I feel like a fucking idiot for not realizing it. We have a connection that I thought ran deeper than blood. How did I not feel deep in my bones that something was off?

"Get back here. We have to figure out what the hell is going on! "

"Aella," I manage.

"She's fine. Sully is on her now."

Even though I should have been furious that she was fine and didn't come to my appointment, relief washes through me.

After the day I had, I need to dig in, but I can't.

The Cobras need me.

Miles needs me.

That has to be enough to stow my bullshit for now and schedule a breakdown later. It hasn't ever worked out for me in the past, but a man can fucking hope.

The skid marks on the asphalt are hard to swallow. Rain pelts them in heavy, battering droplets, the sound of it the only thing keeping my entire nervous system from ripping itself from the inside out. Even before I got the news about Miles, I felt like clawing my skin apart to decompress. I know I need time alone to hide away from the world and everything within it.

I also know I need her.

But I need him more. He's been part of me since I can remember. There aren't many memories from before. When I was but a disappointment to the man who looked much like me.

"Who do you think did this? Jackals?" Blaze asks, crouching on the rain-soaked highway to run his hand across the marks where Miles's bike disembarked from the highway .

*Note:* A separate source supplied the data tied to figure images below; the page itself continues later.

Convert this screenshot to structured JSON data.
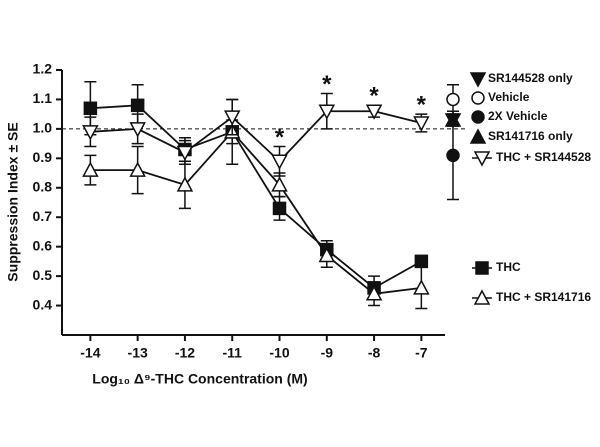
{
  "chart_data": {
    "type": "line",
    "xlabel": "Log₁₀ Δ⁹-THC Concentration (M)",
    "ylabel": "Suppression Index ± SE",
    "x": [
      -14,
      -13,
      -12,
      -11,
      -10,
      -9,
      -8,
      -7
    ],
    "xlim": [
      -14.6,
      -6.5
    ],
    "xticks": [
      -14,
      -13,
      -12,
      -11,
      -10,
      -9,
      -8,
      -7
    ],
    "ylim": [
      0.3,
      1.2
    ],
    "yticks": [
      0.4,
      0.5,
      0.6,
      0.7,
      0.8,
      0.9,
      {
        "value": 1,
        "label": "1.0"
      },
      1.1,
      1.2
    ],
    "reference_line": 1,
    "series": [
      {
        "name": "THC",
        "color": "#111111",
        "marker": "square",
        "filled": true,
        "values": [
          1.07,
          1.08,
          0.93,
          0.99,
          0.73,
          0.59,
          0.46,
          0.55
        ],
        "errors": [
          0.09,
          0.07,
          0.04,
          0.04,
          0.04,
          0.03,
          0.04,
          0.02
        ]
      },
      {
        "name": "THC + SR141716",
        "color": "#111111",
        "marker": "triangle-up",
        "filled": false,
        "values": [
          0.86,
          0.86,
          0.81,
          0.99,
          0.81,
          0.57,
          0.44,
          0.46
        ],
        "errors": [
          0.05,
          0.08,
          0.08,
          0.11,
          0.04,
          0.04,
          0.04,
          0.07
        ]
      },
      {
        "name": "THC + SR144528",
        "color": "#111111",
        "marker": "triangle-down",
        "filled": false,
        "values": [
          0.99,
          1.0,
          0.92,
          1.04,
          0.89,
          1.06,
          1.06,
          1.02
        ],
        "errors": [
          0.05,
          0.05,
          0.04,
          0.06,
          0.05,
          0.06,
          0.02,
          0.03
        ]
      }
    ],
    "controls": [
      {
        "name": "SR144528 only",
        "marker": "triangle-down",
        "filled": true,
        "value": 1.03,
        "error": 0.02
      },
      {
        "name": "Vehicle",
        "marker": "circle",
        "filled": false,
        "value": 1.1,
        "error": 0.05
      },
      {
        "name": "2X Vehicle",
        "marker": "circle",
        "filled": true,
        "value": 0.91,
        "error": 0.15
      },
      {
        "name": "SR141716 only",
        "marker": "triangle-up",
        "filled": true,
        "value": 1.03,
        "error": 0.02
      }
    ],
    "annotations": [
      {
        "text": "*",
        "x": -10
      },
      {
        "text": "*",
        "x": -9
      },
      {
        "text": "*",
        "x": -8
      },
      {
        "text": "*",
        "x": -7
      }
    ]
  }
}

I clench my teeth, emotion nearly choking me to fucking death, to think about the places he could be. "I don't know."

"Well, whoever it is, they're fucking dead when we find them."

The backing up of the tow trucks sounds behind us, and Blaze and I instinctively move out of Kylo's way as he moves in to get Miles's bike off the side of the road.

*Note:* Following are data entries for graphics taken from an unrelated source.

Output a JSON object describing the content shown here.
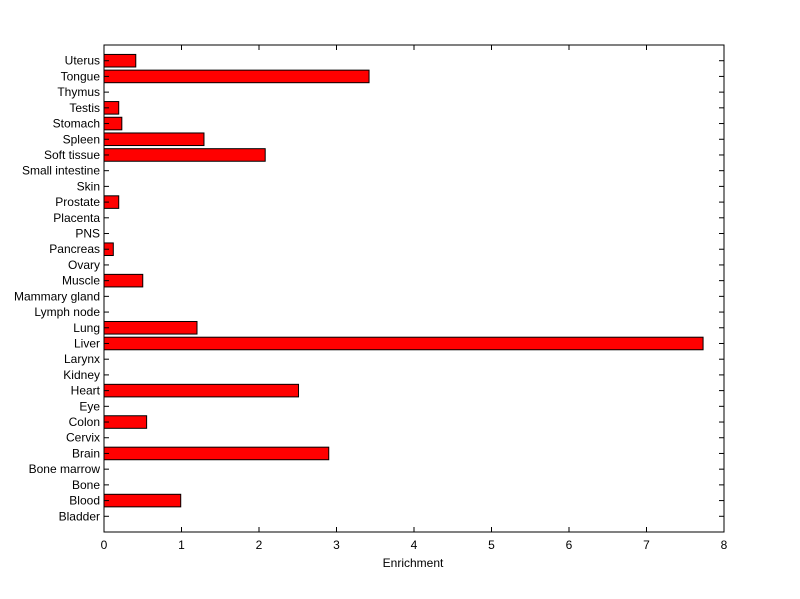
{
  "chart_data": {
    "type": "bar",
    "orientation": "horizontal",
    "title": "",
    "xlabel": "Enrichment",
    "ylabel": "",
    "xlim": [
      0,
      8
    ],
    "x_ticks": [
      0,
      1,
      2,
      3,
      4,
      5,
      6,
      7,
      8
    ],
    "grid": false,
    "legend": "none",
    "bar_color": "#ff0000",
    "bar_edge_color": "#000000",
    "categories": [
      "Bladder",
      "Blood",
      "Bone",
      "Bone marrow",
      "Brain",
      "Cervix",
      "Colon",
      "Eye",
      "Heart",
      "Kidney",
      "Larynx",
      "Liver",
      "Lung",
      "Lymph node",
      "Mammary gland",
      "Muscle",
      "Ovary",
      "Pancreas",
      "PNS",
      "Placenta",
      "Prostate",
      "Skin",
      "Small intestine",
      "Soft tissue",
      "Spleen",
      "Stomach",
      "Testis",
      "Thymus",
      "Tongue",
      "Uterus"
    ],
    "values": [
      0,
      0.99,
      0,
      0,
      2.9,
      0,
      0.55,
      0,
      2.51,
      0,
      0,
      7.73,
      1.2,
      0,
      0,
      0.5,
      0,
      0.12,
      0,
      0,
      0.19,
      0,
      0,
      2.08,
      1.29,
      0.23,
      0.19,
      0,
      3.42,
      0.41
    ]
  }
}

Kylo hops out, his hood falling off his brown hair, rain soaking it almost instantly. "Man, it's a lot worse in person. Fuck, is that blood?" Kylo treks off the road, shaking his head as he takes in everything Blaze and I have been looking at for the last twenty minutes while we waited for him to come and pick up the wrecked bike.

"Yeah, look, man, just get it cleaned up," I order. I hate being so clipped with them, but I can't be any other way. I'm so fucking overwhelmed I can't focus on anything other than the spinning feeling inside my body.

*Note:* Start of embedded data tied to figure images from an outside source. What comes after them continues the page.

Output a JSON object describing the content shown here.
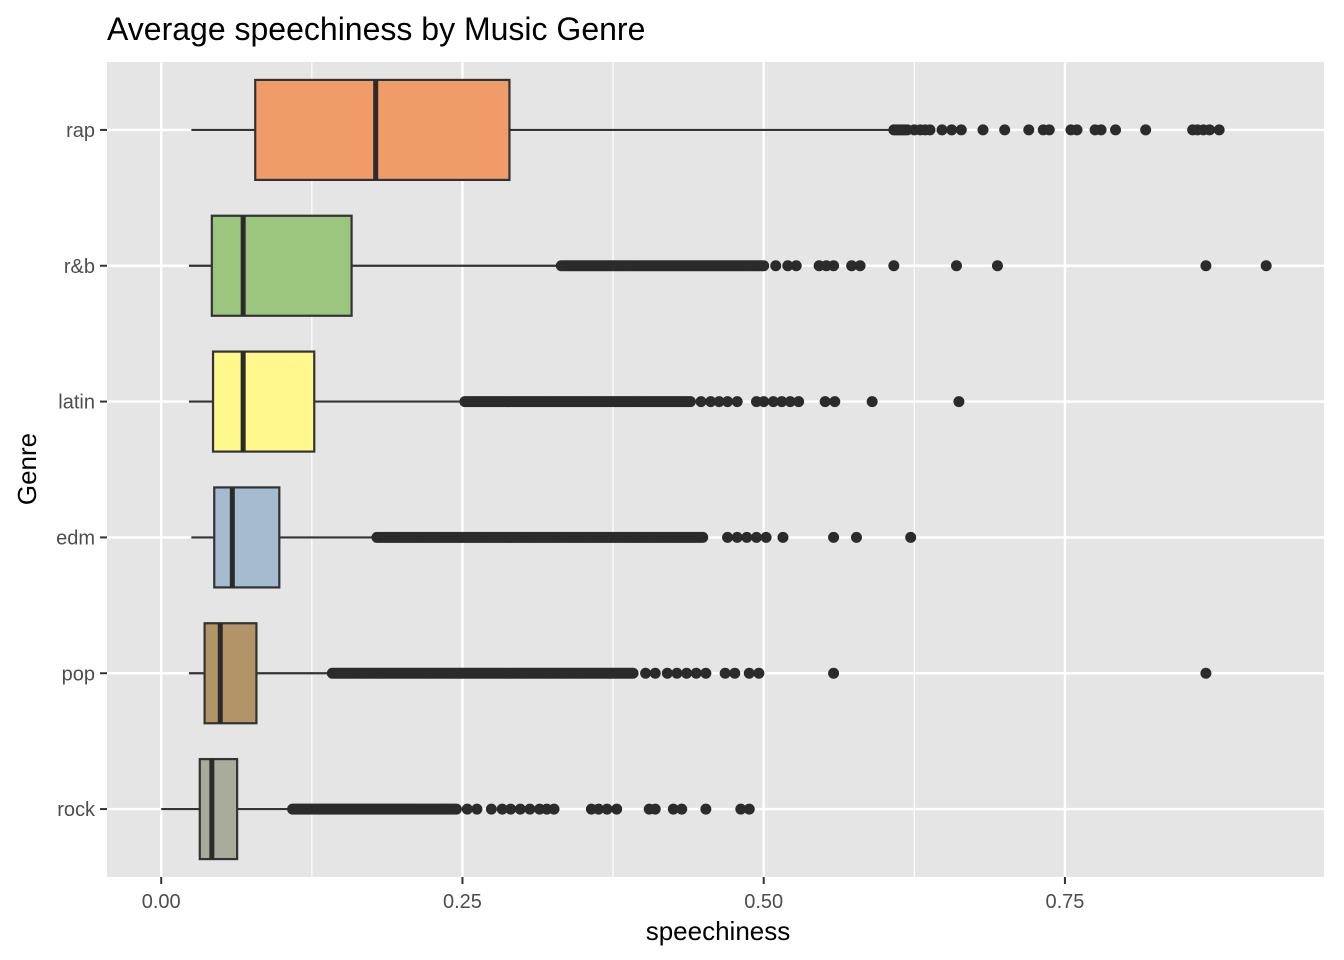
{
  "chart_data": {
    "type": "boxplot",
    "orientation": "horizontal",
    "title": "Average speechiness by Music Genre",
    "xlabel": "speechiness",
    "ylabel": "Genre",
    "xlim": [
      -0.045,
      0.965
    ],
    "x_ticks": [
      0.0,
      0.25,
      0.5,
      0.75
    ],
    "x_tick_labels": [
      "0.00",
      "0.25",
      "0.50",
      "0.75"
    ],
    "grid": true,
    "legend": "none",
    "background": "#e5e5e5",
    "grid_color": "#ffffff",
    "outlier_color": "#2b2b2b",
    "categories": [
      "rap",
      "r&b",
      "latin",
      "edm",
      "pop",
      "rock"
    ],
    "boxes": [
      {
        "genre": "rap",
        "fill": "#f09c69",
        "whisker_low": 0.025,
        "q1": 0.078,
        "median": 0.178,
        "q3": 0.289,
        "whisker_high": 0.608,
        "outlier_ranges": [
          [
            0.608,
            0.62
          ]
        ],
        "outliers": [
          0.625,
          0.63,
          0.634,
          0.638,
          0.648,
          0.656,
          0.664,
          0.682,
          0.7,
          0.72,
          0.732,
          0.737,
          0.755,
          0.76,
          0.775,
          0.78,
          0.792,
          0.817,
          0.856,
          0.86,
          0.865,
          0.87,
          0.878
        ]
      },
      {
        "genre": "r&b",
        "fill": "#9cc57e",
        "whisker_low": 0.023,
        "q1": 0.042,
        "median": 0.068,
        "q3": 0.158,
        "whisker_high": 0.332,
        "outlier_ranges": [
          [
            0.332,
            0.5
          ]
        ],
        "outliers": [
          0.51,
          0.52,
          0.527,
          0.546,
          0.552,
          0.558,
          0.573,
          0.58,
          0.608,
          0.66,
          0.694,
          0.867,
          0.917
        ]
      },
      {
        "genre": "latin",
        "fill": "#fff88d",
        "whisker_low": 0.023,
        "q1": 0.043,
        "median": 0.068,
        "q3": 0.127,
        "whisker_high": 0.252,
        "outlier_ranges": [
          [
            0.252,
            0.44
          ]
        ],
        "outliers": [
          0.448,
          0.456,
          0.463,
          0.47,
          0.478,
          0.494,
          0.5,
          0.508,
          0.515,
          0.522,
          0.529,
          0.551,
          0.559,
          0.59,
          0.662
        ]
      },
      {
        "genre": "edm",
        "fill": "#a4bbd0",
        "whisker_low": 0.025,
        "q1": 0.044,
        "median": 0.059,
        "q3": 0.098,
        "whisker_high": 0.179,
        "outlier_ranges": [
          [
            0.179,
            0.45
          ]
        ],
        "outliers": [
          0.47,
          0.478,
          0.486,
          0.494,
          0.502,
          0.516,
          0.558,
          0.577,
          0.622
        ]
      },
      {
        "genre": "pop",
        "fill": "#b29466",
        "whisker_low": 0.023,
        "q1": 0.036,
        "median": 0.049,
        "q3": 0.079,
        "whisker_high": 0.142,
        "outlier_ranges": [
          [
            0.142,
            0.392
          ]
        ],
        "outliers": [
          0.402,
          0.41,
          0.42,
          0.428,
          0.436,
          0.444,
          0.452,
          0.468,
          0.476,
          0.488,
          0.496,
          0.558,
          0.867
        ]
      },
      {
        "genre": "rock",
        "fill": "#a9ab9b",
        "whisker_low": 0.0,
        "q1": 0.032,
        "median": 0.042,
        "q3": 0.063,
        "whisker_high": 0.109,
        "outlier_ranges": [
          [
            0.109,
            0.245
          ]
        ],
        "outliers": [
          0.254,
          0.262,
          0.274,
          0.283,
          0.29,
          0.298,
          0.306,
          0.314,
          0.32,
          0.326,
          0.357,
          0.363,
          0.37,
          0.378,
          0.405,
          0.41,
          0.425,
          0.432,
          0.452,
          0.481,
          0.488
        ]
      }
    ]
  }
}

My instincts are to storm to Aella's house and demand to know where the fuck she's been. Now that I have a reason to speak to her… I scrub my face, rain soaking my palm. I had a reason before, but I didn't take it. It's more than I wanted to give her space.

It was that I'm not used to having anyone want me back. It's going to take some getting used to. I'm used to being too much for people.

"Where are you going?" Blaze asks before I even realize that I'm moving.

"I don't fucking know. I can't just stand here and look at that." I don't turn around. I'm on my borrowed bike from the shop and skidding away before anyone can reply.

I know where I'm headed but won't barge in on her and force myself into her company. No matter how much I want to. I need to ride it out. Then, I need to focus on finding my brother. Bullshit with Aella aside.

Screaming through the rain, I throttle hard. Hard enough, I know the Devil takes a moment to look upwards from his throne to the asphalt I'm flying down.

Too bad he won't come topside. I could use his fucking help.